Tout commence en avril lorsque Laura Nickel, 34 ans, et Max Teske 31 ans, en poste au collège Mina Witkojc, dénoncent l'idéologie raciste et homophobe de certains élèves, dans une lettre anonyme envoyée à la presse locale.
"L'extrémisme de droite était affiché sans complexe dans l'école: des saluts hitlériens aux croix gammées dessinées sur les dictionnaires et sur les casiers des élèves, en passant par des paroles racistes ou homophobes", raconte Mme Nickel à l'AFP.
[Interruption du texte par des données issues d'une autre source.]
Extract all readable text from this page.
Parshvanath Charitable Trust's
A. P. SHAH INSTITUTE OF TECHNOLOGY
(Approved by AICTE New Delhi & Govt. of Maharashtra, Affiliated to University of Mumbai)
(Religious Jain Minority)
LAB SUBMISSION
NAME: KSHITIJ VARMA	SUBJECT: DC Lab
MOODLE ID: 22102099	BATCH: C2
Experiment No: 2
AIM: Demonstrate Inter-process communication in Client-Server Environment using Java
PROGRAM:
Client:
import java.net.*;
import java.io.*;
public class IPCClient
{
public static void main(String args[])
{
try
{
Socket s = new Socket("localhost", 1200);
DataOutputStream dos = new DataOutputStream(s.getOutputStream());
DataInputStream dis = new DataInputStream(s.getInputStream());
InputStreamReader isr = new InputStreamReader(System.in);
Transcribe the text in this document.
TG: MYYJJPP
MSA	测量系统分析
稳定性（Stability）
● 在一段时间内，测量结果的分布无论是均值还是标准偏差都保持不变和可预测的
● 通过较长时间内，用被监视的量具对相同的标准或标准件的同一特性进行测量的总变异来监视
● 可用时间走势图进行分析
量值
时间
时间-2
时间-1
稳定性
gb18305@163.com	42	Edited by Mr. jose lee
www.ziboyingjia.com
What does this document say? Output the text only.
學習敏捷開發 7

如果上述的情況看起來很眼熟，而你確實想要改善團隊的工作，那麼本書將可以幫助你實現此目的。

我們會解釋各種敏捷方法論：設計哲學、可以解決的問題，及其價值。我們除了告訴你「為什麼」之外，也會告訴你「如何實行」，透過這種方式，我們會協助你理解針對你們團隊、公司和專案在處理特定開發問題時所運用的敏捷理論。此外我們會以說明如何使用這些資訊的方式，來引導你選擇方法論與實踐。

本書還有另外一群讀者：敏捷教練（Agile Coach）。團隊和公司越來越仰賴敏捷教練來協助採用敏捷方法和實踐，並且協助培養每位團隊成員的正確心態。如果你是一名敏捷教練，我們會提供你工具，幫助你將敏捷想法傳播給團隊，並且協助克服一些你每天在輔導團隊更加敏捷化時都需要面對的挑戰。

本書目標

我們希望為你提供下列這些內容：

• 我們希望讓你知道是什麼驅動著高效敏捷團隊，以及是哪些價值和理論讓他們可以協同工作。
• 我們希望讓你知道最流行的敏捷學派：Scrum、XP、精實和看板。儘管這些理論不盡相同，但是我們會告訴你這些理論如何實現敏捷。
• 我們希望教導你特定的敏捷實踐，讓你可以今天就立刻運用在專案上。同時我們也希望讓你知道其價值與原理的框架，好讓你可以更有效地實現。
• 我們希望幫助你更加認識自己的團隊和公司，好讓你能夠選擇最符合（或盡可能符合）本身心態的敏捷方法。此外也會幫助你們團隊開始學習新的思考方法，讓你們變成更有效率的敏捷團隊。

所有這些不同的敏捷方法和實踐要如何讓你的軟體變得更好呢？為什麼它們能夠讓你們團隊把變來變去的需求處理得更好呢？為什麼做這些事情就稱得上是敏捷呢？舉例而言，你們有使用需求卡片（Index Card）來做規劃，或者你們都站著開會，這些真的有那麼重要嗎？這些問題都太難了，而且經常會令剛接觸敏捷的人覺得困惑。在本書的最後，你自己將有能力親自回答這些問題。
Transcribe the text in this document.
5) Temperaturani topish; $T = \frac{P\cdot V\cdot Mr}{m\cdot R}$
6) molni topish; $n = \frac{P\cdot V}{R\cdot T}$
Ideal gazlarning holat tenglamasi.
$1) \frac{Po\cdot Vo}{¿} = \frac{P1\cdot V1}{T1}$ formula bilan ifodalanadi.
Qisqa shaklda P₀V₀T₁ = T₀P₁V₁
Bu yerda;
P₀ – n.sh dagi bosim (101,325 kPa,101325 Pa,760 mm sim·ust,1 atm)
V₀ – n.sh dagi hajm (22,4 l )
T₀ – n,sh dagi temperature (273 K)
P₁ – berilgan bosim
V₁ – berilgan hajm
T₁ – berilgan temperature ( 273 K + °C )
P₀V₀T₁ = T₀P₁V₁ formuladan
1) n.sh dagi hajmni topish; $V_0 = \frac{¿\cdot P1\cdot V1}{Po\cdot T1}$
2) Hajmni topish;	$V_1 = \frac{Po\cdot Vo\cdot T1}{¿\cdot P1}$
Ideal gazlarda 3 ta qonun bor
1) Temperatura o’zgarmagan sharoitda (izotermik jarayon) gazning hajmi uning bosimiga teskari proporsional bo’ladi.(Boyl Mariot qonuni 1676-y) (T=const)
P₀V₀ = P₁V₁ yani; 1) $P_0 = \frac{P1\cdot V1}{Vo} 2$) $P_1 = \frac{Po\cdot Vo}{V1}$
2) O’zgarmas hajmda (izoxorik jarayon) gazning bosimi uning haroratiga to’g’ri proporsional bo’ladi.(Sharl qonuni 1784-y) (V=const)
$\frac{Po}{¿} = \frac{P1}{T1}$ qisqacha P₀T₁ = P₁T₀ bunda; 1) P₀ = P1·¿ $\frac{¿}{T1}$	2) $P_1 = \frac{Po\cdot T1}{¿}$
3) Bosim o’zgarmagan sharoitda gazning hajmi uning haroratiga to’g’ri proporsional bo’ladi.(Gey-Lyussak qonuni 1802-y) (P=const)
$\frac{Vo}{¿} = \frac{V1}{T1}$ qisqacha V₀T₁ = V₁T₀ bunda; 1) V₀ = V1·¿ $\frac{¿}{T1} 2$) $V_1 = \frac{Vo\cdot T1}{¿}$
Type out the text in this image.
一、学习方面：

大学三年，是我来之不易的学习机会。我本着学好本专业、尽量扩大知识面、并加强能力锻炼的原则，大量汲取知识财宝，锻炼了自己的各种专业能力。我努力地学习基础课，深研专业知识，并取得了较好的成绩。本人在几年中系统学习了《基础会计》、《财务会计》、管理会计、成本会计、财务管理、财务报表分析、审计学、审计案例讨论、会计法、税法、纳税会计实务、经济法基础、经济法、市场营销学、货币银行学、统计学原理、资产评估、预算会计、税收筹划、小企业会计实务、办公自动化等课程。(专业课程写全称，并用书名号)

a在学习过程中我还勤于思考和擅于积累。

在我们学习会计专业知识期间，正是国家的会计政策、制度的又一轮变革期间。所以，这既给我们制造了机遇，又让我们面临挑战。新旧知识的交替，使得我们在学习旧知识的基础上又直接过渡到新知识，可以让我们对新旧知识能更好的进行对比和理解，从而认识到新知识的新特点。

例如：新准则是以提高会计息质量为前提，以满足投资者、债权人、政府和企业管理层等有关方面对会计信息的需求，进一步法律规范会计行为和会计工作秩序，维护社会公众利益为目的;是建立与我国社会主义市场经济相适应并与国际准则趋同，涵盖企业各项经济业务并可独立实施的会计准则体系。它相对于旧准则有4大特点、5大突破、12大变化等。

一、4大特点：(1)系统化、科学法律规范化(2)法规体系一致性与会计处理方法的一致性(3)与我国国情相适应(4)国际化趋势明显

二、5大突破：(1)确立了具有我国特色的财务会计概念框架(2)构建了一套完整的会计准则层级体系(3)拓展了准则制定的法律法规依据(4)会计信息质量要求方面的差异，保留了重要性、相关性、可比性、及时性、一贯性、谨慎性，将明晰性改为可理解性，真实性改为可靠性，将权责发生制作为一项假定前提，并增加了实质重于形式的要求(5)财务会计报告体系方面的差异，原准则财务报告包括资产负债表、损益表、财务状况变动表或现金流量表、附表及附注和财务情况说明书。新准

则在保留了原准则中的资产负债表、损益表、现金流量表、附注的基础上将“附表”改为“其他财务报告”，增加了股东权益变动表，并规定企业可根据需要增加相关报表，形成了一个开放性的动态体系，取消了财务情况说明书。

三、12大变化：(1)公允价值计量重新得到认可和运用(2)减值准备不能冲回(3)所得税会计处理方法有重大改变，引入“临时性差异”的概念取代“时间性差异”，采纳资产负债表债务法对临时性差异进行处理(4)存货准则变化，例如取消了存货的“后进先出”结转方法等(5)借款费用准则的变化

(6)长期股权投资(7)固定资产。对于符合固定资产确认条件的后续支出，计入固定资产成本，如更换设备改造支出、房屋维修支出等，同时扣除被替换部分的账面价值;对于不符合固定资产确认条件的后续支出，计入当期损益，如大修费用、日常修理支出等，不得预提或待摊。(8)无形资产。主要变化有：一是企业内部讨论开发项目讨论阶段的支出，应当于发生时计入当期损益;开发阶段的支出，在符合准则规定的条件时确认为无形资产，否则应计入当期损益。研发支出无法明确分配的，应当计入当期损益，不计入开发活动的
"Ce qui était frappant à Burg, c'est que c'étaient vraiment les plus bruyants des élèves. Ils ne se cachaient pas", constate cette professeur d'anglais et d'histoire qui a grandi non loin de cette ville de 4.200 habitants.
"Cette région du sud du Brandebourg, frontalière de la Pologne, est l'une des pires en Allemagne pour les personnes de couleur et les homosexuels", observe Timo Reinfrank, de la fondation antiraciste Amadeu Antonio.
Néonazis et hooligans
"Entre Burg et Cottbus, la grande ville voisine, a prospéré un mélange de néonazis, hooligans, de criminalité organisée et d'entreprises d'extrême droite", ajoute-t-il. Selon lui, "la police subit des intimidations et la justice agit avec clémence vis-à-vis de ce groupe".
Après la publication de la lettre des deux enseignants, d'autres écoles de l'est de l'Allemagne ont signalé des faits similaires. L'affaire a fait grand bruit au plan national.
Dans les régions de l'ancienne RDA communiste, l'attachement à la démocratie est beaucoup moins profond et ancré qu'à l'ouest, a récemment révélé une étude de l'université de Leipzig.
Beaucoup se tournent vers le parti d'extrême droite, Alternative pour l'Allemagne (AfD), en plein essor et qui tient ce week-end un congrès.
A Burg, "certains collègues nous appuyaient, d'autres non. La direction de l'école était passive", raconte Mme Nickel.
"Dégage à Berlin"
A la fin de l'année scolaire, une lettre anonyme au nom de certains parents d'élèves adressée à la direction de l'école exige la démission des deux enseignants.
Une centaine d'autocollants, avec la photo des deux professeurs et la mention "dégage à Berlin", sont affichés un peu partout dans Burg. Un appel à pourchasser les deux enseignants est même lancé sur un compte Instagram avant d'être retiré.
Mme Nickel et M. Teske demandent alors leur mutation. Une décision applaudie par l'AfD: "Ils ne sont pas capables d'affronter les vents contraires", assène Lena Kotré, députée au parlement régional du Brandebourg, qui les traite de "lâches", dans un entretien à l'AFP.
Elle minimise les saluts hitlériens des élèves, étayés par des photos. Un délit pourtant passible de trois ans de prison en Allemagne.
"Ils ne voulaient pas faire l'apologie du Troisième Reich mais provoquer, comme le font les adolescents en pleine puberté", estime Mme Kotré.
En troisième, la classe suivie par la quinzaine d'élèves concernés par ces actes, le national-socialisme est pourtant le principal sujet du programme d'histoire du Brandebourg.
"Enseignants engagés"
Le ministre régional de l'Education, Steffen Freiberg, a condamné les attaques.
Et à Burg, la résistance contre l'extrême droite s'organise. Le directeur administratif de la ville, Tobias Hentschel, a regretté que l'école "perde deux jeunes enseignants engagés (...) qui ont mis le doigt là où ça fait mal".
Le tourisme est la principale ressource de ce lieu de cure, au coeur de la Lusace, réputée pour ses concombres et cornichons et qui abrite une petite minorité slavophone, les Sorbes.
"Dans la gastronomie et l'hôtellerie, il n'y a quasiment pas d'entreprises qui s'en sortent sans travailleur d'origine étrangère", souligne Jessica Zibert, responsable à Burg de ce secteur.
Dans une vidéo de cinq minutes, visible sur le site de la ville, six habitants, dont le maire, un loueur de canoës, une jeune responsable des animations sorbes, l'assistante sociale de l'école Mina Witkojc, tous prennent position "contre toute forme d'extrémisme, racisme et discrimination".